Ha una concezione del suono totalmente disinibita il britannico Leafcutter John, che non si vergogna di mescolare in questo album quanto di più eterogeneo, multiforme e contraddittorio si possa immaginare in un disco di elettronica dal taglio sperimentale, ma che suona leggero senza esserlo poi davvero.
 
"The Housebound Spirit" esce nel 2003 dopo una gestazione durata quattro anni. A leggere il booklet sembrerebbe di trovarsi di fronte a un lavoro suddiviso in 15 tracce (per 54 minuti di musica). Ma la divisione in tracce è virtuale, perché all'atto dell'ascolto ci si trova di fronte a un continuum sonoro quasi ininterrotto, con solo tre o quattro brevi cesure. Vi è invece un'incessante transizione da uno spunto a un altro, da un'idea che non fa in tempo a essere accennata che subito viene aggredita e rimpiazzata da una frase musicale concorrente.

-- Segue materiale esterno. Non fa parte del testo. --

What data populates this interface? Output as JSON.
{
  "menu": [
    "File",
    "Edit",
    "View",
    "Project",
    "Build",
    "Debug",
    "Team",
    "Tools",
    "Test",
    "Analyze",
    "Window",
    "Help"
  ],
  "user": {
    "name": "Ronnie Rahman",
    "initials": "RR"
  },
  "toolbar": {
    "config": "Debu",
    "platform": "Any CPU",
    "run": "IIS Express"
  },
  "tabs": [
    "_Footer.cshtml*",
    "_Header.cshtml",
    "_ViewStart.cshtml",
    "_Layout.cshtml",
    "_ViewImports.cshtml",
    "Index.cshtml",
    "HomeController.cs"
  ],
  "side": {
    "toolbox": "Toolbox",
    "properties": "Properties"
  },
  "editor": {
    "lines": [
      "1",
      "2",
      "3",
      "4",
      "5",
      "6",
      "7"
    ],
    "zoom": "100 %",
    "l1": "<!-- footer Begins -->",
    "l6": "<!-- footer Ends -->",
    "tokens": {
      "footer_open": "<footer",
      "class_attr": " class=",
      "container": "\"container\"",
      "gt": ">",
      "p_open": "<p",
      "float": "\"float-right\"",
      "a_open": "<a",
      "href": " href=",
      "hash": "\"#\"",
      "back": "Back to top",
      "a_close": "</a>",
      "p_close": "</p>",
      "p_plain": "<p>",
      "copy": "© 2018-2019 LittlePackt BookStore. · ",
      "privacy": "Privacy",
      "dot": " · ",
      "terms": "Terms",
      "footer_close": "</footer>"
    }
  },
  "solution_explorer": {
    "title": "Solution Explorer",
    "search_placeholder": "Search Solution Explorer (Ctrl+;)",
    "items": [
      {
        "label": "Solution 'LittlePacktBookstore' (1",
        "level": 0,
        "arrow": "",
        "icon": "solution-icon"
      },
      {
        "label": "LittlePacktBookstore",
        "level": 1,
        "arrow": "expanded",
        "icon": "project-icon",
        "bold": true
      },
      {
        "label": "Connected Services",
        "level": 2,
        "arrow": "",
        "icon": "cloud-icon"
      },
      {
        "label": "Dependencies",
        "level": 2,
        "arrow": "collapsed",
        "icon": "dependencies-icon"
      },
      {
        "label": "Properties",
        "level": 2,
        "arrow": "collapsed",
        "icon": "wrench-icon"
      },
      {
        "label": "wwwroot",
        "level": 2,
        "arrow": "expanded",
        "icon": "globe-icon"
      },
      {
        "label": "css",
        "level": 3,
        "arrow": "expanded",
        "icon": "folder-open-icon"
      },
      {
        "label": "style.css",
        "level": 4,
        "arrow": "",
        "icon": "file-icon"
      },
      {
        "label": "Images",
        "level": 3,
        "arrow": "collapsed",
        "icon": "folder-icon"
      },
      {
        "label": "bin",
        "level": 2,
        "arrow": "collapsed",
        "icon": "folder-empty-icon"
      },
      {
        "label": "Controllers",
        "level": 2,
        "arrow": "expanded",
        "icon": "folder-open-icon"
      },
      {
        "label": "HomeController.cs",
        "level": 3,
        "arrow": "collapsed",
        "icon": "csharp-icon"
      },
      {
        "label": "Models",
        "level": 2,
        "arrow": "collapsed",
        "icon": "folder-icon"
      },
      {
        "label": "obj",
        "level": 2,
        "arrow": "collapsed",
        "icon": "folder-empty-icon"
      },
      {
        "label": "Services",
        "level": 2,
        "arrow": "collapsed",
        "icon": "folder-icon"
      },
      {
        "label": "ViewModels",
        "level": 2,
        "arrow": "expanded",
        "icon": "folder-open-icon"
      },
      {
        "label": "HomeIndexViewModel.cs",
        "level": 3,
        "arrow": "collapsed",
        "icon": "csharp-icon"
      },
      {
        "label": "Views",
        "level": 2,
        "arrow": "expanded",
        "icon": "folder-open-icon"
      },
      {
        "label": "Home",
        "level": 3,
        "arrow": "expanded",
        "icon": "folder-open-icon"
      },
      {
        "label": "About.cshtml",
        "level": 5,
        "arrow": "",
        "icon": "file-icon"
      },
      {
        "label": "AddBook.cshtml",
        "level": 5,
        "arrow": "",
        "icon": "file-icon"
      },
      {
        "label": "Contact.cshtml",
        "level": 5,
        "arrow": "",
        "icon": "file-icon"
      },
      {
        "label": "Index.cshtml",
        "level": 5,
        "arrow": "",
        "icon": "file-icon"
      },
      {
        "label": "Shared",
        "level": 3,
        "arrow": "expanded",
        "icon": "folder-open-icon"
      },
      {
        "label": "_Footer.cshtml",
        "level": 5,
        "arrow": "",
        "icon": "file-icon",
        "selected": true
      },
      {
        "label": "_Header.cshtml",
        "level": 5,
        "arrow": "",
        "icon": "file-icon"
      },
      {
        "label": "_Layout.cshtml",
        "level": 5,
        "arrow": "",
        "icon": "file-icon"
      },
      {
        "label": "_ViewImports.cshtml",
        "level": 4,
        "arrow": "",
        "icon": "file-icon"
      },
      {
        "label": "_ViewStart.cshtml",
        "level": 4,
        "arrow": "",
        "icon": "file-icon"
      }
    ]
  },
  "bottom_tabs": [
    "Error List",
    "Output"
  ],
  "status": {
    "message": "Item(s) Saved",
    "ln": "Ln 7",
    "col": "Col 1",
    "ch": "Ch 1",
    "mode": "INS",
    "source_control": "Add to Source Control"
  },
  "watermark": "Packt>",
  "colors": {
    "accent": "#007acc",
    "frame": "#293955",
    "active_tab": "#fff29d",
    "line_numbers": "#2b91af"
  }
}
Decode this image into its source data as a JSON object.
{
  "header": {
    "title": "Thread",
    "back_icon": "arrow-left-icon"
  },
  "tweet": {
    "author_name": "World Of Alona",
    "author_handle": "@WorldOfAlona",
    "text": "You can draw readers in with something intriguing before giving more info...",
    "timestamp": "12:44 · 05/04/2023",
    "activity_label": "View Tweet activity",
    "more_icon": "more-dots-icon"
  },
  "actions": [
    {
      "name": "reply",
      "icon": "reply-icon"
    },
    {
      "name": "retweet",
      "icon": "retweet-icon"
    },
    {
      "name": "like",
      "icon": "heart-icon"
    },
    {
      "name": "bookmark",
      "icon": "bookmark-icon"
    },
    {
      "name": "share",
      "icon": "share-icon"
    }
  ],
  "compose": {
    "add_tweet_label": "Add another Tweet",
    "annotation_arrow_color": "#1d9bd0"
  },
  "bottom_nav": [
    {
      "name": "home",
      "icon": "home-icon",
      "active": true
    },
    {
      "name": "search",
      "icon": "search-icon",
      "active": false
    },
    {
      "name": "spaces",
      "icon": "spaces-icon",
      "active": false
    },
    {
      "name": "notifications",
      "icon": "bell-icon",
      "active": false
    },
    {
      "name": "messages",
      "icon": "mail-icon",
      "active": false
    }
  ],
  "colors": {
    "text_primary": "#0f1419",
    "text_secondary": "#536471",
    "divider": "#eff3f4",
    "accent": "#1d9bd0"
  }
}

Il disco è in buona sostanza strumentale, ma spesso stralunati interventi vocali vengono a irrompere nel tessuto musicale: si passa con disinvoltura dalla voce dello stesso Leafcutter John a un campionamento degli Swingle Singers. Campionamenti e sonorità elettroniche che attraversano il disco dall'inizio alla fine, ma ecco che in "House or a Soul" si fanno avanti una voce e il malinconico accompagnamento di chitarra acustica e fisarmonica.

Questo è "The Housebound Spirit", il ritratto di uno spirito che se ne sta chiuso in casa come il nostro Leafcutter, vero nome John Burton, ad affrontare i fantasmi che lo affliggono - l'agorafobia e i conseguenti attacchi di panico - riversandoli in questo lavoro: uno zibaldone che trabocca di sonorità raffinate e curatissime, dove l'elettronica è così smaliziata da accogliere senza problemi il guizzo di un flauto dolce o di un clarinetto, e dove, a dispetto dell'eclettismo sonoro di cui si è detto, l'ascoltatore è costretto a riconoscere un'intima coerenza del materiale musicale e della sua organizzazione.